Quand je pense à la scène, les premières choses qui me viennent, sont : la chaleur sur les joues et la détente, la plénitude de l’après-spectacle. Pour moi, la scène, avec la danse, c’est un espace vide, que je vais pouvoir traverser. Le saut, la course, la décharge physique sont rendu possible par ces espaces vides ; le bruit aussi, la voix, le cri, la parole. La scène, c’est aussi un moment, celui du spectacle, c’est un moment de rendez-vous pour lequel on se prépare, le public et ceux qui seront sur scène. On se prépare à ce qu’il se passe quelque chose. Pour moi, c’est un espace dédié à ce qui ne peut pas être vécu, partagé, exprimé au quotidien. Comme si l’espace et le temps étaient enfin donnés pour que l’intensité et la subtilité puisse prendre place, étant malgré tout contenue dans un cadre social dédié. Mon rapport à la scène, est encore aujourd’hui, et depuis petite fille, celui d’un choix de cœur, d’un amour évident ! J’aime la scène comme le lieu où j’ai de la place, où je peux exister avec mon énergie et mon originalité. J’aime la scène parce que je peux y faire des choses qui sont interdites ailleurs, sans les cacher, au contraire, en les surexposant. J’aime la scène pour la journée de préparation en amont, et pour la marque particulière que ces jours laissent dans le temps, de l’anticipation de la date dans l’agenda à la mémoire une fois le moment passé. J’aime la particularité de ces jours de spectacle. J’aime ces occasions ponctuelles où je me donne les moyens de me rassembler, pour être entièrement là, pendant ces brefs moments sur scène. J’aime le contraste que cela apporte avec le reste du quotidien. J’aime la sublimation, même la transcendance que cela permet pour dépasser certaines limites, la perception de ce que je suis et de ce que je peux faire.
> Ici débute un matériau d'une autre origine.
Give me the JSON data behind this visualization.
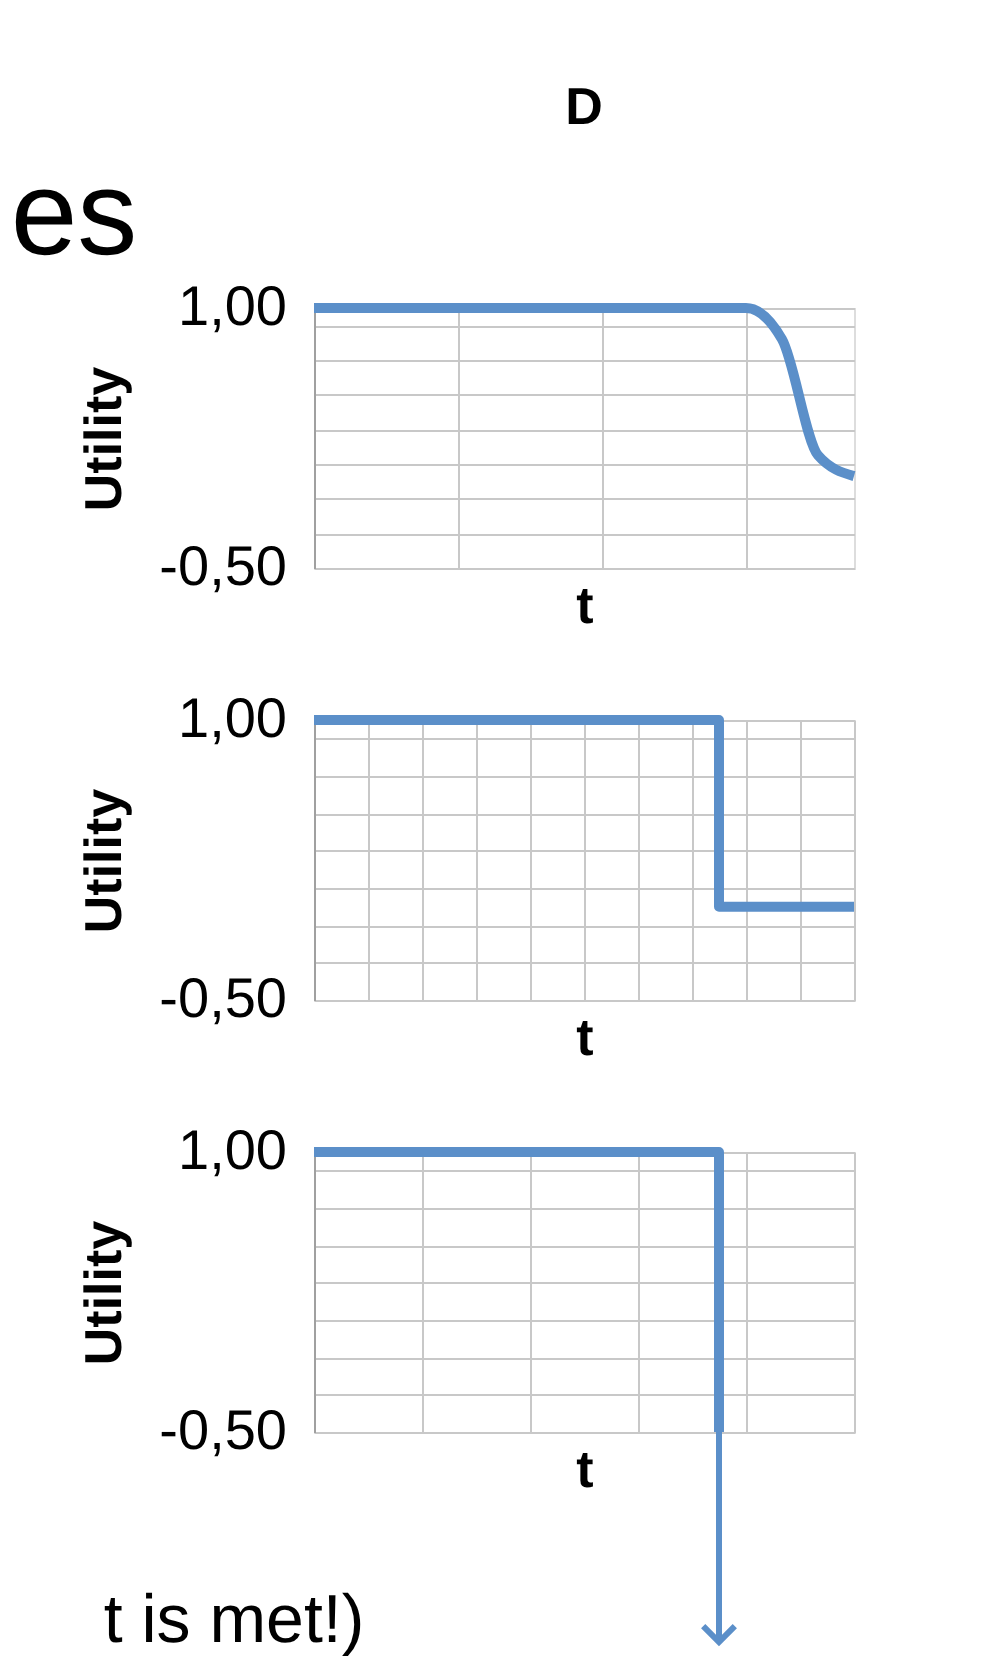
{
  "chart_data": [
    {
      "type": "line",
      "title": "D",
      "annotations": [
        "es"
      ],
      "xlabel": "t",
      "ylabel": "Utility",
      "color": "#5b8fc9",
      "categories": [
        null,
        null,
        null,
        null,
        null,
        null,
        null,
        null,
        null,
        null,
        null,
        null,
        null,
        null,
        null,
        null
      ],
      "values": [
        1,
        1,
        1,
        1,
        1,
        1,
        1,
        1,
        1,
        1,
        1,
        1,
        1,
        0.82,
        0.15,
        0.03
      ],
      "ylim": [
        -0.5,
        1.0
      ],
      "yticks": [
        {
          "value": -0.5,
          "label": "-0,50"
        },
        {
          "value": -0.3,
          "label": null
        },
        {
          "value": -0.1,
          "label": null
        },
        {
          "value": 0.1,
          "label": null
        },
        {
          "value": 0.3,
          "label": null
        },
        {
          "value": 0.5,
          "label": null
        },
        {
          "value": 0.7,
          "label": null
        },
        {
          "value": 0.9,
          "label": null
        },
        {
          "value": 1.0,
          "label": "1,00"
        }
      ],
      "grid": true,
      "tick_labels": "y"
    },
    {
      "type": "step",
      "xlabel": "t",
      "ylabel": "Utility",
      "color": "#5b8fc9",
      "categories": [
        null,
        null,
        null,
        null,
        null
      ],
      "values": [
        1,
        1,
        1,
        0,
        0
      ],
      "ylim": [
        -0.5,
        1.0
      ],
      "yticks": [
        {
          "value": -0.5,
          "label": "-0,50"
        },
        {
          "value": -0.3,
          "label": null
        },
        {
          "value": -0.1,
          "label": null
        },
        {
          "value": 0.1,
          "label": null
        },
        {
          "value": 0.3,
          "label": null
        },
        {
          "value": 0.5,
          "label": null
        },
        {
          "value": 0.7,
          "label": null
        },
        {
          "value": 0.9,
          "label": null
        },
        {
          "value": 1.0,
          "label": "1,00"
        }
      ],
      "grid": true,
      "tick_labels": "y"
    },
    {
      "type": "step",
      "annotations": [
        "t is met!)"
      ],
      "xlabel": "t",
      "ylabel": "Utility",
      "color": "#5b8fc9",
      "categories": [
        null,
        null,
        null,
        null,
        null
      ],
      "values": [
        1,
        1,
        1,
        -0.5,
        null
      ],
      "ylim": [
        -0.5,
        1.0
      ],
      "yticks": [
        {
          "value": -0.5,
          "label": "-0,50"
        },
        {
          "value": -0.3,
          "label": null
        },
        {
          "value": -0.1,
          "label": null
        },
        {
          "value": 0.1,
          "label": null
        },
        {
          "value": 0.3,
          "label": null
        },
        {
          "value": 0.5,
          "label": null
        },
        {
          "value": 0.7,
          "label": null
        },
        {
          "value": 0.9,
          "label": null
        },
        {
          "value": 1.0,
          "label": "1,00"
        }
      ],
      "grid": true,
      "tick_labels": "y"
    }
  ]
}
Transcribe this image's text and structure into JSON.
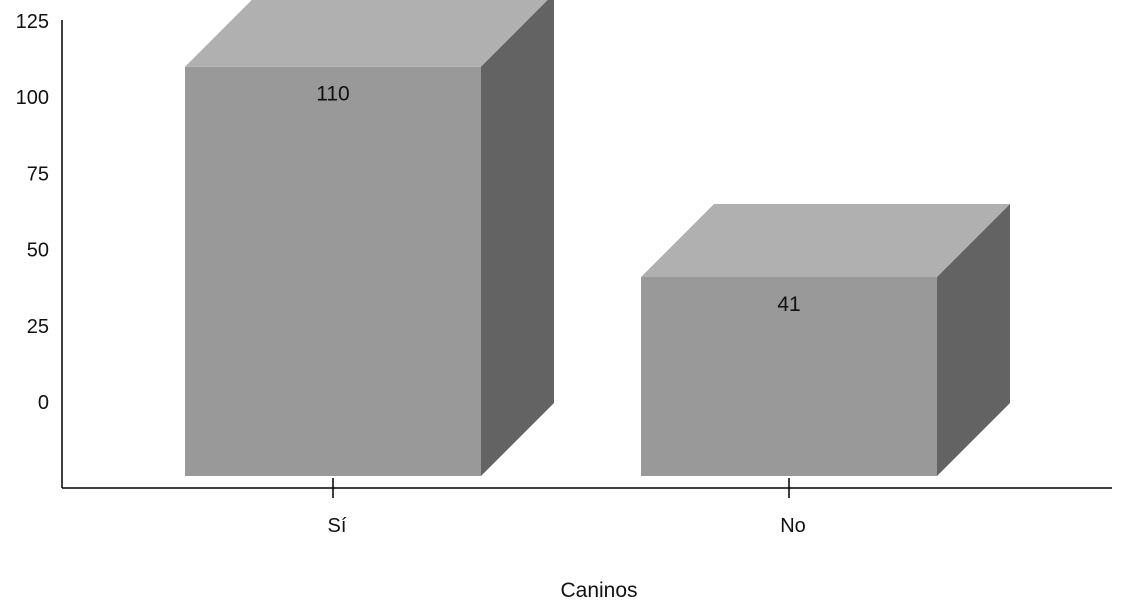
{
  "chart_data": {
    "type": "bar",
    "categories": [
      "Sí",
      "No"
    ],
    "values": [
      110,
      41
    ],
    "data_labels": [
      "110",
      "41"
    ],
    "title": "",
    "xlabel": "Caninos",
    "ylabel": "",
    "ylim": [
      0,
      125
    ],
    "y_ticks": [
      "0",
      "25",
      "50",
      "75",
      "100",
      "125"
    ],
    "grid": false,
    "legend": "none",
    "style": "3d",
    "colors": {
      "front": "#999999",
      "top": "#b0b0b0",
      "side": "#636363",
      "axis": "#000000"
    }
  }
}
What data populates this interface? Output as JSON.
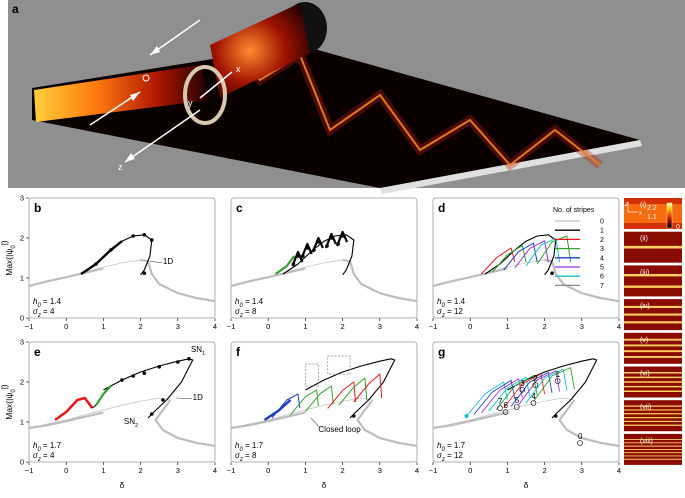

À quel endroit de votre chair, de votre corps, situez-vous votre désir de faire votre métier ?
Je le situe dans la respiration. Quand ce désir est clair et apaisé, alors je peux m’étendre et respirer pleinement. Quand ce désir est contrarié, frustré, inquiété, alors je me crispe et mes poumons et ma cage thoracique se resserrent. Il y a ce paradoxe, d’un métier qui peut procurer une énorme sensation de liberté et d’épanouissement et 30 secondes plus tard, donné l’impression d’être la profession la plus aliénante qui soit. Sous la respiration, il y a de manière plus constante et joyeuse, le bas du ventre et les pieds. Là, le désir de faire ce métier se manifeste par une sensation de bouillonnement que rien ne peut arrêter, les contingences de réussite, de succès, de stabilité, etc., sont finalement de peu d’importance par rapport à ce feu primordial, et l’encrage de pratiques culturelles vivantes. À cet endroit, je sens que mon désir est émancipé des contraintes professionnelles et se situe dans des données plus vastes, du vivant, de l’humain….
Avec quels autres artistes aimeriez-vous travailler ?
J’ai eu très envie de travailler avec Maguy Marin, pour la force de son travail et sa posture d’artiste. Aujourd’hui, c’est une question difficile, je trouve très riche de travailler avec de jeunes artistes dit « émergeant » qui ont déjà une forte expérience comme interprète, mais commencent leurs propres recherches et affirment leur goût et leur personnalité d’auteur, je trouve ça très enrichissant et stimulant de chercher ensemble les nouvelles formes et esthétiques qui font sens aujourd’hui à l’échelle de notre génération. Aussi, je me suis retrouvée souvent à travailler avec des personnes dont je ne connaissais pas le travail avant la rencontre et qui m’ont particulièrement nourri. J’ai donc du mal à anticiper mes envies par rapport à ça, d’autant plus que certains artistes dont j’admire énormément le travail se sont montré parfois décevants dans la rencontre humaine et dans la relation hiérarchisée ou complexe qui s’installe quand je suis allée à leur rencontre.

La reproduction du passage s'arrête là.